Naturally, college life exposes students to a variety of social events as well as unpassable academic opportunities and maintaining a balance between one’s social and academic lives can be very difficult to navigate at first, as Dhyan Ray, Chemistry major at Rutgers tells PHS students:
“You wanna do so many things and there are so many opportunities that college gives you… You wanna be a part of everything. Managing your time is going to be the hardest thing.”
Manvir Chahal, who is currently studying Economics and Computer Science at Cornell University agreed:
“Sometimes you have an exam coming up, and you also have the opportunity to go out and meet new people – finding a balance is important. It is important to sacrifice something here and there.”
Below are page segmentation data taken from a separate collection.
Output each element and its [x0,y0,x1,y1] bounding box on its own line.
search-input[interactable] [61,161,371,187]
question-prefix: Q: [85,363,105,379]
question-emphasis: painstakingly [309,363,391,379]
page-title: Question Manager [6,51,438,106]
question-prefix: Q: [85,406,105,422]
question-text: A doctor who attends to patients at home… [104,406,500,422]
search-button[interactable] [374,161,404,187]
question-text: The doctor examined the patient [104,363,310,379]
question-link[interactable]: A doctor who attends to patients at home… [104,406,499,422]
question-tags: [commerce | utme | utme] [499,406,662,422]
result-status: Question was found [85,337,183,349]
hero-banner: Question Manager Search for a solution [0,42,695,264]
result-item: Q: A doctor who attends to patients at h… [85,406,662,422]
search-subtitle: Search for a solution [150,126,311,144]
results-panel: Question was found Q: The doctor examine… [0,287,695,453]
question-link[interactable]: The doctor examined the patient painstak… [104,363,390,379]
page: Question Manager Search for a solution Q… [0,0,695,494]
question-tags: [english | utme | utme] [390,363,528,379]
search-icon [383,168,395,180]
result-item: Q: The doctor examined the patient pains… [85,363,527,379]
“There are a lot of distractions at college, the bigger the college, the more distractions you will have,” Shaan Patel said, “the key to tackle that is to remain focused.”
Elijah Vito, currently a student at the Ernest Mario School of Pharmacy, advised students on how to effectively manage their time:
“Your increase of freedom – as good as it sounds – every decision you make affects the rest of your day or week… If you decide to grab a cup of coffee with a friend on Tuesday, you might have to stay up later that night to finish up an assignment you could have worked on during the time you were having coffee with your friend.”
While maintaining a social life, the alumni collectively advised students to actively seek out internships by attending career fairs, mixers, and talking to grad students as well as professors.
Mary Dahl, an aerospace engineering major at MIT, suggested, “Just make sure you check around on websites, stay after class and talk to your professors, email grad students… there’s a lot more opportunities than you think.”
After an hour-long Q & A session, as the former PHS students and current college students bid goodbye, they wished good luck to all students and advised them to remain focused in school and start working on college applications the summer before their senior year, to avoid stress.
Insight on the college applications process…
Shaan Patel, a Biochemistry major at Seton Hall had quite a few to say about the college application process. While describing his own experience with the process, he advised students to, “write a good original essay” and avoid cliches.
Agreeing with Shaan, Elijah Vito elaborated on his own experience with applying to Rutgers:
“For the Ernest Mario School of Pharmacy, I didn’t even meet the requirement for the SAT by like 200 points, but I still got in because I am pretty sure my essay was pretty top notch. Your essay definitely matters – put yourself out there… when they read your essay, you want them to be able to remember your name after they read it.”
Vito elaborates on the importance of a good essay by reiterating the fact that it makes an applicant stand out:
“The people reading your essay are going to be reading hundreds of thousands of essays in a single day. When they go home you want them to be sitting at dinner, thinking about your essay. Write something that makes you, you. Something that makes you different from everyone else.”
President Anika Melkote and Vice President Ishaan Variava then wrapped up the meeting by thanking all the alumni for joining and encouraging SNHS members to reach out to the panelists if needed.